“沒事,不小心蹭了一下,不礙事的。”靳新月看著自家妹妹,笑著搖頭。


    那鞭子抽在臉上,傷口還是有些深的,這都過去幾天了,隻要一笑,就會有些疼,弄得靳新月表情都不正常了。


    “那可得小心些,傷到臉上就別抹這些脂粉了,免得以後留下疤痕,一會回去,我讓蘭珍她們給你送點藥油和藥膏去擦擦,可以加速傷口恢複,還能除疤的。”靳水月柔聲說道,上前握了握自家姐姐的手,沒有再多說什麽了,她看見自家姐姐耳朵上麵也有傷痕,一看就是和臉上的在一條線上,知道現在人多嘴雜,不方便講那麽多,大家都是顧臉麵的人,現在不能再問了。


    “不麻煩蘭珍她們了,索性我今兒個也是閑著的,一會大比過後,我去你那兒坐坐,看看拿什麽藥膏最合適。”靳新月笑著說道。

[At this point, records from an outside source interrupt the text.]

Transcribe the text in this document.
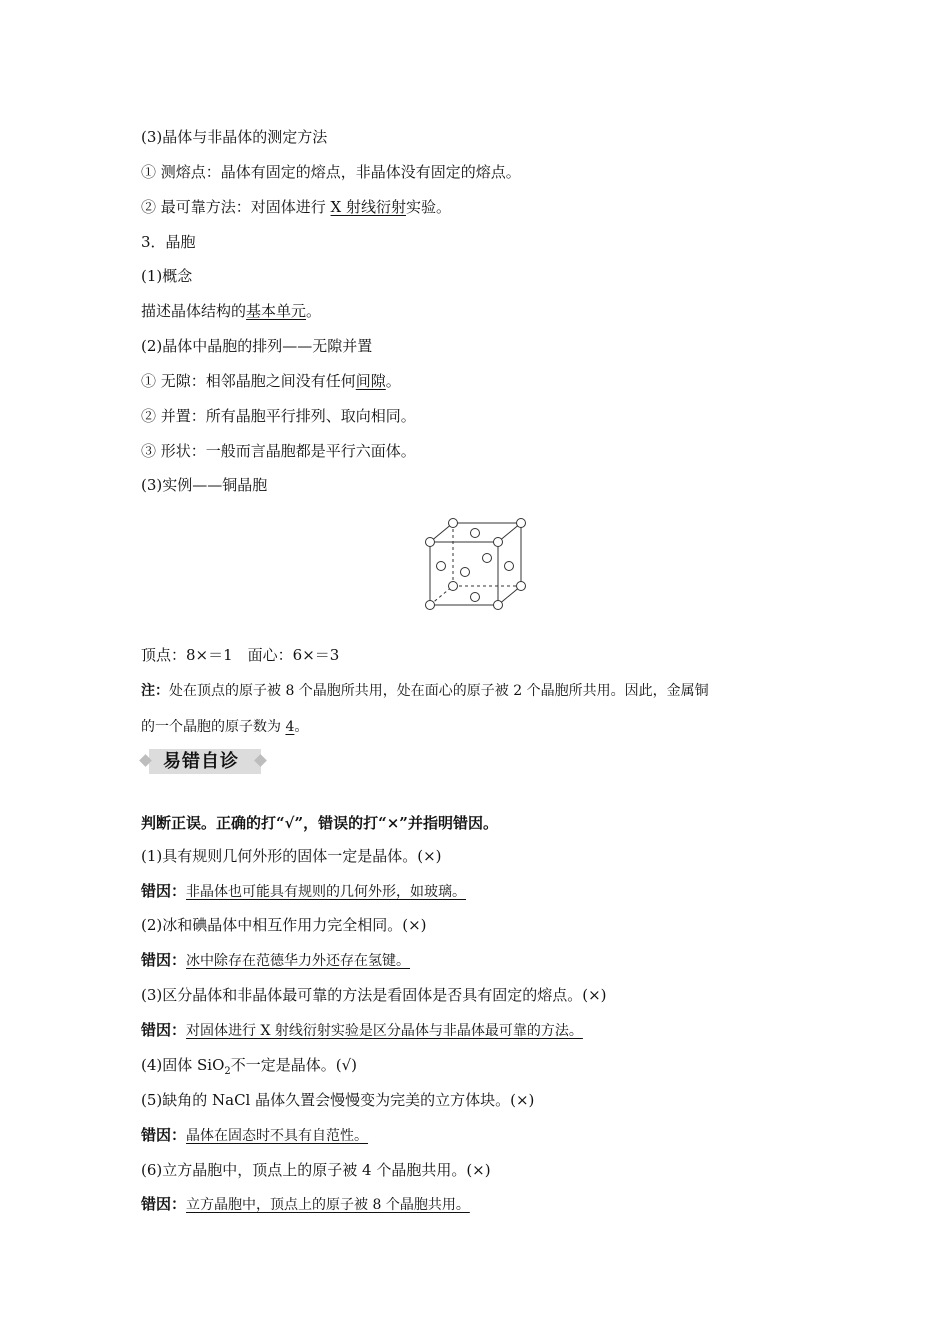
(3)晶体与非晶体的测定方法
① 测熔点：晶体有固定的熔点，非晶体没有固定的熔点。
② 最可靠方法：对固体进行 X 射线衍射实验。
3．晶胞
(1)概念
描述晶体结构的基本单元。
(2)晶体中晶胞的排列——无隙并置
① 无隙：相邻晶胞之间没有任何间隙。
② 并置：所有晶胞平行排列、取向相同。
③ 形状：一般而言晶胞都是平行六面体。
(3)实例——铜晶胞
顶点：8×＝1　面心：6×＝3
注：处在顶点的原子被 8 个晶胞所共用，处在面心的原子被 2 个晶胞所共用。因此，金属铜
的一个晶胞的原子数为 4。
易错自诊
判断正误。正确的打“√”，错误的打“×”并指明错因。
(1)具有规则几何外形的固体一定是晶体。(×)
错因：非晶体也可能具有规则的几何外形，如玻璃。
(2)冰和碘晶体中相互作用力完全相同。(×)
错因：冰中除存在范德华力外还存在氢键。
(3)区分晶体和非晶体最可靠的方法是看固体是否具有固定的熔点。(×)
错因：对固体进行 X 射线衍射实验是区分晶体与非晶体最可靠的方法。
(4)固体 SiO$_2$不一定是晶体。(√)
(5)缺角的 NaCl 晶体久置会慢慢变为完美的立方体块。(×)
错因：晶体在固态时不具有自范性。
(6)立方晶胞中，顶点上的原子被 4 个晶胞共用。(×)
错因：立方晶胞中，顶点上的原子被 8 个晶胞共用。
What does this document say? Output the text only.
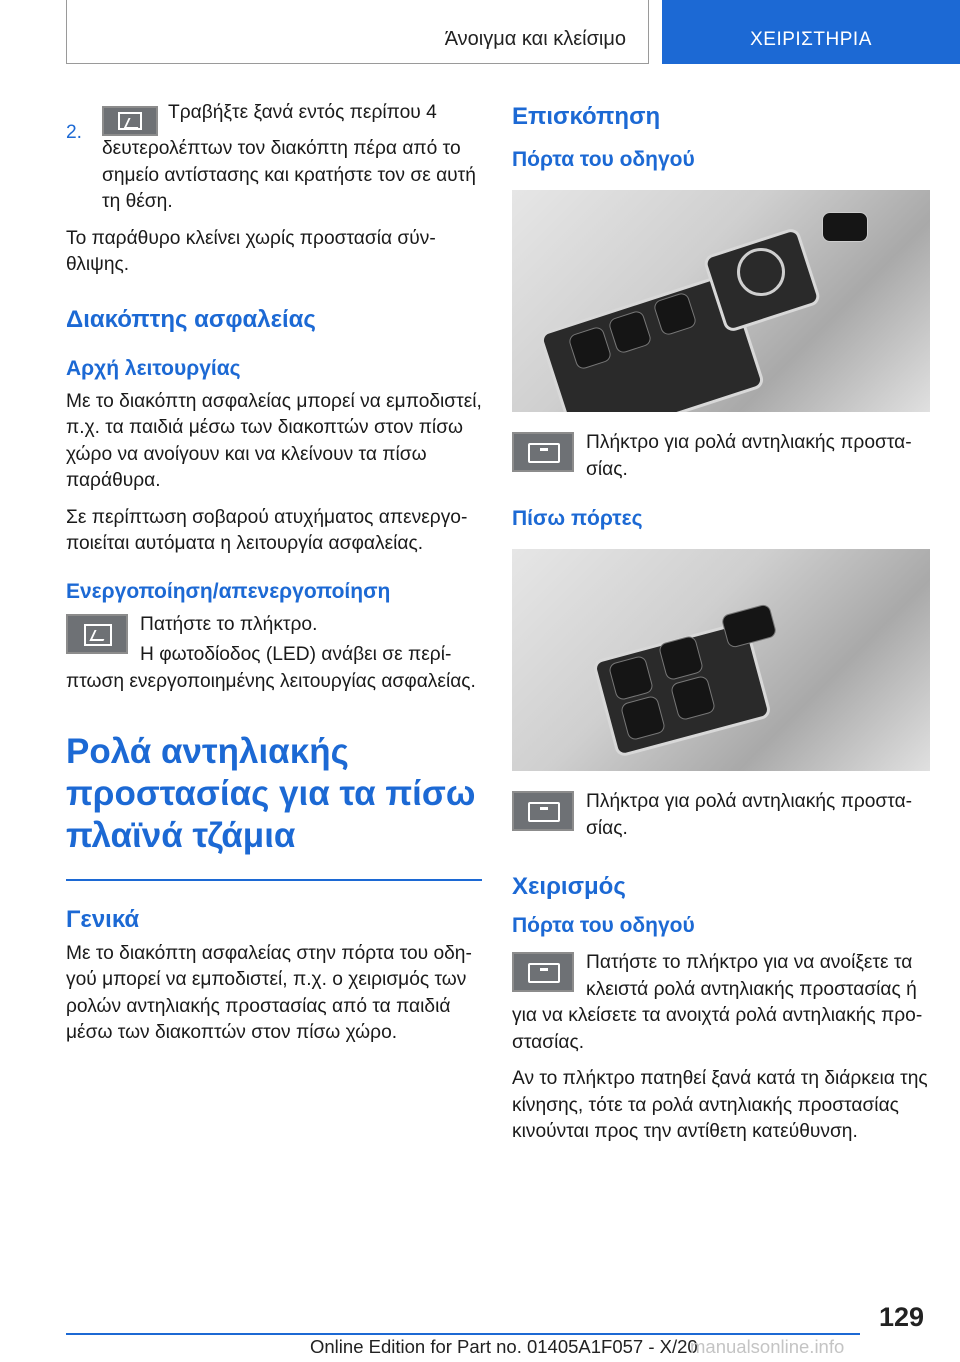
Άνοιγμα και κλείσιμο	ΧΕΙΡΙΣΤΗΡΙΑ
2.

Τραβήξτε ξανά εντός περίπου 4 δευτερολέπτων τον διακόπτη πέρα από το σημείο αντίστασης και κρατήστε τον σε αυτή τη θέση.

Το παράθυρο κλείνει χωρίς προστασία σύνθλιψης.

Διακόπτης ασφαλείας
Αρχή λειτουργίας

Με το διακόπτη ασφαλείας μπορεί να εμποδιστεί, π.χ. τα παιδιά μέσω των διακοπτών στον πίσω χώρο να ανοίγουν και να κλείνουν τα πίσω παράθυρα.

Σε περίπτωση σοβαρού ατυχήματος απενεργοποιείται αυτόματα η λειτουργία ασφαλείας.

Ενεργοποίηση/απενεργοποίηση

Πατήστε το πλήκτρο.

Η φωτοδίοδος (LED) ανάβει σε περίπτωση ενεργοποιημένης λειτουργίας ασφαλείας.

Ρολά αντηλιακής προστασίας για τα πίσω πλαϊνά τζάμια
Γενικά

Με το διακόπτη ασφαλείας στην πόρτα του οδηγού μπορεί να εμποδιστεί, π.χ. ο χειρισμός των ρολών αντηλιακής προστασίας από τα παιδιά μέσω των διακοπτών στον πίσω χώρο.

Επισκόπηση
Πόρτα του οδηγού

Πλήκτρο για ρολά αντηλιακής προστασίας.

Πίσω πόρτες

Πλήκτρα για ρολά αντηλιακής προστασίας.

Χειρισμός
Πόρτα του οδηγού

Πατήστε το πλήκτρο για να ανοίξετε τα κλειστά ρολά αντηλιακής προστασίας ή για να κλείσετε τα ανοιχτά ρολά αντηλιακής προστασίας.

Αν το πλήκτρο πατηθεί ξανά κατά τη διάρκεια της κίνησης, τότε τα ρολά αντηλιακής προστασίας κινούνται προς την αντίθετη κατεύθυνση.

129
Online Edition for Part no. 01405A1F057 - X/20
manualsonline.info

    “好。”靳水月知道自家姐姐這是要告訴她了,不過要回府才能慢慢說。


    靳水月方才和自家姐姐說了一會話,等她走過去時,自家四爺和安安珍珍已經坐到了椅子上。


    “坐吧。”四阿哥看著自家福晉笑道。


    “兩個孩子還沒有過來嗎?”靳水月一邊坐到椅子上,一邊往前望去,並不見孩子們的蹤影,不僅她家的,別的孩子也沒有到。


    “還沒有。”四阿哥輕輕搖了搖頭。


    他們這些“觀戰”的人坐在太和殿外頭廣場上的兩邊,最上頭放著龍椅,那是皇帝的位置。


    正中有一大片空地被他們圍起來了,隻有前頭留出來讓人走動,空地上此刻已經放了許多桌椅板凳,瞧著和孩子們在南書房入學時的書桌差不多。

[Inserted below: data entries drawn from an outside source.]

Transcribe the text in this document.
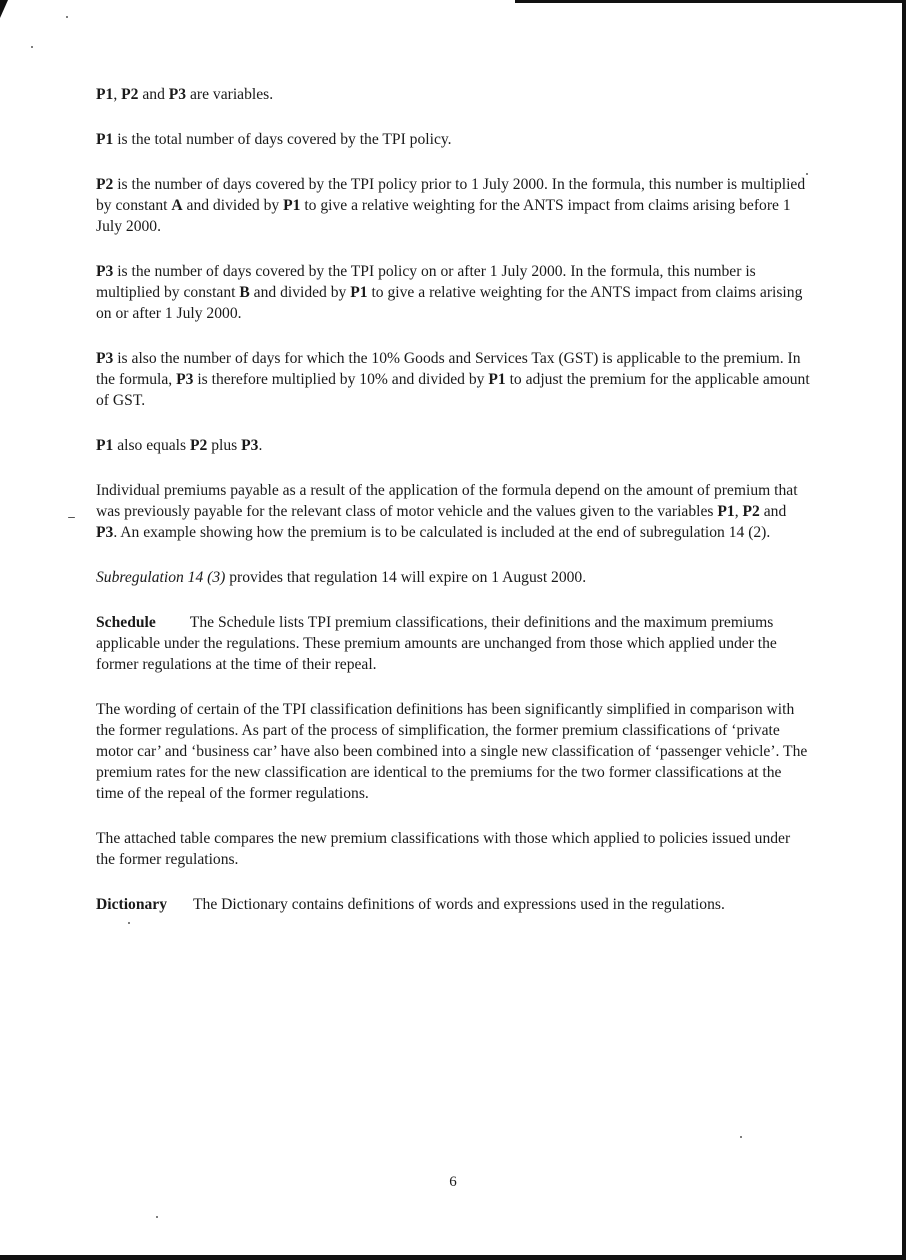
P1, P2 and P3 are variables.

P1 is the total number of days covered by the TPI policy.

P2 is the number of days covered by the TPI policy prior to 1 July 2000. In the formula, this number is multiplied by constant A and divided by P1 to give a relative weighting for the ANTS impact from claims arising before 1 July 2000.

P3 is the number of days covered by the TPI policy on or after 1 July 2000. In the formula, this number is multiplied by constant B and divided by P1 to give a relative weighting for the ANTS impact from claims arising on or after 1 July 2000.

P3 is also the number of days for which the 10% Goods and Services Tax (GST) is applicable to the premium. In the formula, P3 is therefore multiplied by 10% and divided by P1 to adjust the premium for the applicable amount of GST.

P1 also equals P2 plus P3.

Individual premiums payable as a result of the application of the formula depend on the amount of premium that was previously payable for the relevant class of motor vehicle and the values given to the variables P1, P2 and P3. An example showing how the premium is to be calculated is included at the end of subregulation 14 (2).

Subregulation 14 (3) provides that regulation 14 will expire on 1 August 2000.

Schedule The Schedule lists TPI premium classifications, their definitions and the maximum premiums applicable under the regulations. These premium amounts are unchanged from those which applied under the former regulations at the time of their repeal.

The wording of certain of the TPI classification definitions has been significantly simplified in comparison with the former regulations. As part of the process of simplification, the former premium classifications of ‘private motor car’ and ‘business car’ have also been combined into a single new classification of ‘passenger vehicle’. The premium rates for the new classification are identical to the premiums for the two former classifications at the time of the repeal of the former regulations.

The attached table compares the new premium classifications with those which applied to policies issued under the former regulations.

Dictionary The Dictionary contains definitions of words and expressions used in the regulations.

6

    寒冬臘月,滴水成冰,這樣的天氣,皇帝竟然把孩子們都拉到這兒來大比,不知道是不是故意要鍛煉這些很少吃苦的皇子皇孫,但是底下這些“觀戰”的親貴和重臣們,倒是感覺到冷風刺骨了。


    年氏姐妹在一群奴才的簇擁下邁著優雅的步子慢慢走了過來,到了前頭的位置坐下。


    今兒個不是家宴,皇帝身邊是不會擺放椅子給麗妃坐的,即便有椅子,那也是皇後才能坐的,隻可惜宮中多年沒有皇後了,沒有一個女人可以坐上那個位置。


    從前,年綺每每進宮參加宮宴時,幾乎都是坐在麗妃身邊的,當然……隻要訥爾蘇在,她這個福晉是要陪著訥爾蘇的,但是今天不一樣。


    身為平郡王的訥爾蘇一個人孤零零的坐在那兒,年綺則是坐到了麗妃身邊,而且她的椅子和麗妃的一樣奢華,是宮中妃位以上的嬪妃才能坐的,不是從前的小椅子了。


    “經過大半年的準備,咱們胤祁應該是穩操勝券的,不過總得大比以後,我心中的大石頭才能落下。”麗妃偏過頭,看著年綺笑道。


    “妹妹放心吧,胤祁一定能獲勝。”年綺臉上也露出了笑容。


    “這得多虧姐姐這些日子的悉心教導了。”麗妃臉上滿是感激之色,她的學識和見識肯定比不過自家姐姐這個嫡出的小姐,這些日子以來,皇上時常和姐姐談天說地,大比的內容也早就告訴了姐姐,由姐姐私下裏教導胤祁,那些東西,她並不是很懂,幸虧有姐姐在,一切才會這麽順利。


    “咱們姐妹之間不必說這些客套話。”年綺輕輕搖了搖頭。


    她已經有大半年沒有回過平郡王府了,這皇宮……麗妃的儲秀宮完全成了她的家,她這些日子的任務便是和妹妹一道哄得皇帝開心,然後好好教導侄兒。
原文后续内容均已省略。